Oh, and I just want to mention that you play three different characters in Day of the Tentacle: one of them ends up stuck in the past, one in the future, and the last remains in the present. There is a toilet in the mansion where you can flush items that your characters obtain throughout the game through time so the other characters can receive them and use them in their own settings. Time machine toilets=awesome.

So it’s been like forever since adventure games were actually popular, although I hear they are still well-liked in Europe. But there is one particular company in the U.S. who produces really great adventure games: Telltale Games. Much of the staff who formerly worked for LucasArts (the creators of Day of the Tentacle) work for them. I would recommend their Sam and Max series of games. They are about a two “freelance” policeman: a bear in a suit and his partner, a psychotic rabbit-thing. They solve cases. The solutions for the game puzzles are completely absurd and require lateral thinking, but are not difficult to solve like that Gabriel Knight ridiculous. Each case plays out over a “season” and you buy an “episode” to play at a time. It is fairly cheap. You can try out demos to see if you enjoy the games before buying. Check them out. They are worth it. Your brainstorming skills will thank you.

1 comment:

Shane said...

Day of the Tentacle and Sam & Max: Hit the Road had a huge impact on me when I was growing up. They were frustrating, but so weird and funny and clever and amazing, really. I think quite a while later I played a puzzle adventure game on the more educational side of things called Dr. Brain. It was no where near as bizarre or clever as Day of the Tentacle or Sam & Max, nor did it have much of an emphesis on lateral thinking, but from what I recall, there were mutants, robots, aliens and giant spiders, and some of the puzzles involved collecting different coloured crabs and with different numbers of legs and making a bridge out of them, and stuff like that. Sometimes the puzzles came down to guesswork, but there was always some logical connection linking the puzzles together.
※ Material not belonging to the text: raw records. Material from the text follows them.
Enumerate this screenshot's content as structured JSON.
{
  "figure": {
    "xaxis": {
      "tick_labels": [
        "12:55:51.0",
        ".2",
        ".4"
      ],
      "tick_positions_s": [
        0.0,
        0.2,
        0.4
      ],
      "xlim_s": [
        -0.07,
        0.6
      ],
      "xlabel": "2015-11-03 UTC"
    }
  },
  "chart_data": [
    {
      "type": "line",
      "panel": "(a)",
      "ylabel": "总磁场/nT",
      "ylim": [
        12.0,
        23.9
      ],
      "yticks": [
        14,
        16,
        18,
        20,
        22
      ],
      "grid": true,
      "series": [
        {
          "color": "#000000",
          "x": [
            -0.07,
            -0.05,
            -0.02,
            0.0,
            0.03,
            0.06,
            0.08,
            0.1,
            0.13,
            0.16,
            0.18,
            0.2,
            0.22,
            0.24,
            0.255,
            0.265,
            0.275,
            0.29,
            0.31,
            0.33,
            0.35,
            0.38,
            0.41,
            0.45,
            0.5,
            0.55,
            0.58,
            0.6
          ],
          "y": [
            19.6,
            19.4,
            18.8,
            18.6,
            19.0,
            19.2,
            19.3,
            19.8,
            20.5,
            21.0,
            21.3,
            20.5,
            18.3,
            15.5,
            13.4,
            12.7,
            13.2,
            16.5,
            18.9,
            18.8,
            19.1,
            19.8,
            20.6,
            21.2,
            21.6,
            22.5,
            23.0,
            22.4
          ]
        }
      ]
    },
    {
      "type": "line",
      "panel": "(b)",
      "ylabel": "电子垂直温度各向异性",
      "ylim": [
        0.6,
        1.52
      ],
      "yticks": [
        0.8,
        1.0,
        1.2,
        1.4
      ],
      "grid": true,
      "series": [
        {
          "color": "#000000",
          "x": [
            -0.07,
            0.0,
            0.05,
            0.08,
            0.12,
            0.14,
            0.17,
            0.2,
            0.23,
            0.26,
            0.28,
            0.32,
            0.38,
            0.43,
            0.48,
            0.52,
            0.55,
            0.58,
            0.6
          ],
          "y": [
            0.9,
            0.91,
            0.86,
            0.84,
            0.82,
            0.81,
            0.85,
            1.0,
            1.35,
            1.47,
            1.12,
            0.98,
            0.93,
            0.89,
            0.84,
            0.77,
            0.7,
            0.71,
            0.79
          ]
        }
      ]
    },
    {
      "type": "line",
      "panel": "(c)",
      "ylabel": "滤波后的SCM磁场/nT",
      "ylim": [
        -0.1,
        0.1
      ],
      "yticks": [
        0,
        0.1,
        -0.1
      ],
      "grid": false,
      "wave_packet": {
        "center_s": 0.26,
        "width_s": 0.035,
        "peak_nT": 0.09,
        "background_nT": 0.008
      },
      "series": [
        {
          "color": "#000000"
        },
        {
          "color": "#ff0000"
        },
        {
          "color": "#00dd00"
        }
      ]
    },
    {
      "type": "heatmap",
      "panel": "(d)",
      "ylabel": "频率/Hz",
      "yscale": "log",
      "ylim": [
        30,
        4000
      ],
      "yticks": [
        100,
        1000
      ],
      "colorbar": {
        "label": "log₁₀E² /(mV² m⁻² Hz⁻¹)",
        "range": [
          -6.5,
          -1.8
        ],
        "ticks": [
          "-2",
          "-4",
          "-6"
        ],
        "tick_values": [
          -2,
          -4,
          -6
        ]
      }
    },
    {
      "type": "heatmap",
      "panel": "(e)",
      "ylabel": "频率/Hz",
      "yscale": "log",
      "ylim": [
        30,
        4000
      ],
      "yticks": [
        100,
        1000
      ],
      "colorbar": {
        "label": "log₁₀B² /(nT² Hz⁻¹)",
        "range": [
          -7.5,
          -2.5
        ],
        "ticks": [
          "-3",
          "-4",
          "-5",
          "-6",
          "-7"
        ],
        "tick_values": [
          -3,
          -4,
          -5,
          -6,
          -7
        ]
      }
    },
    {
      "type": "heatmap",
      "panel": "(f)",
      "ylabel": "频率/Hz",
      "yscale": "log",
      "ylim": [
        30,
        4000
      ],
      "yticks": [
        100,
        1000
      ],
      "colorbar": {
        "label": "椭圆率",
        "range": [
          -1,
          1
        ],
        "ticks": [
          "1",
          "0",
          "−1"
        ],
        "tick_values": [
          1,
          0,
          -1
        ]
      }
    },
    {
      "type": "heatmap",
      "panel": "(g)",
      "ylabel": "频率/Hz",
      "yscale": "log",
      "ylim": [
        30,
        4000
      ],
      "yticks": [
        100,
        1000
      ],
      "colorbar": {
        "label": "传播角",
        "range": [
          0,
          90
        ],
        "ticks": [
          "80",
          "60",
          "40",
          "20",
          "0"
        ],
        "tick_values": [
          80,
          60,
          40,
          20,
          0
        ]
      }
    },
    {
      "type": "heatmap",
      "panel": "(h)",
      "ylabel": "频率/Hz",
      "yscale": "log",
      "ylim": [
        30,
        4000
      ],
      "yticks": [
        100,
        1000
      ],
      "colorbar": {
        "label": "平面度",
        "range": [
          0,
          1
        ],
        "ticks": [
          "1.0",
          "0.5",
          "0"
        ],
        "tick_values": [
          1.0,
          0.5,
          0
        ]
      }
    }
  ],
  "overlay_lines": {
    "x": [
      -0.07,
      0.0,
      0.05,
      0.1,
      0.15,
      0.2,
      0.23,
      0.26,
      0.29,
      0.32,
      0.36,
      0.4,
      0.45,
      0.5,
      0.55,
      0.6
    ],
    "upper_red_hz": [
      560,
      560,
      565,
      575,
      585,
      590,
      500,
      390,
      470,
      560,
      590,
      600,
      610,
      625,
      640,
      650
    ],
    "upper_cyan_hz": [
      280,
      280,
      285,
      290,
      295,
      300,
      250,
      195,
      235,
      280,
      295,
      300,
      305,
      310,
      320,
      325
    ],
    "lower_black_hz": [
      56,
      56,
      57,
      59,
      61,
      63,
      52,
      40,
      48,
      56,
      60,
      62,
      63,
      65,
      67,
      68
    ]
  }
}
Other games I remember playing as a kid that weren't specifically point and click adventures, but were still strange and mentally stimulating were the Commander Keen games and Lemmings. But I don't think I've come across anything as lateral, as you put it, as those point and click adventure games I played as a kid.

When you link this lateral logic to creative writing, I think definitely, when I was starting to get into bizarro fiction, I was thinking of the connection between bizarro and those games. Not so much adventure games in general, but Day of the Tentacle and Sam & Max, specifically. I wouldn't say my writing style is shaped on those games (I certainly don't write with that much humour), but I think it's definitely benefitted from my having played those games and developed my day-to-day logic to be open to those lateral ideas, those quirky things that no one ever thinks about.

That's something that bugs me with games or tv shows or films, or even books. It's easy enough to find a formula that works and milk that for more than it's worth, and keep making sequels and such, people like a particular style or genre and it gets flooded with mediocrity. I'd think it'd be much better to get those creative cogs spinning and figure out how to create something that's unique, inimitable. I'm not really much of a gamer, but I've noticed (and it's hard to not notice) that first person shooters have been done and redone so much it's hard to distinguish one game from another. I think a few more original concepts are starting to bleed through, but nothing's quite had that uniqueness that made games like Day of the Tentacle and Sam & Max so special.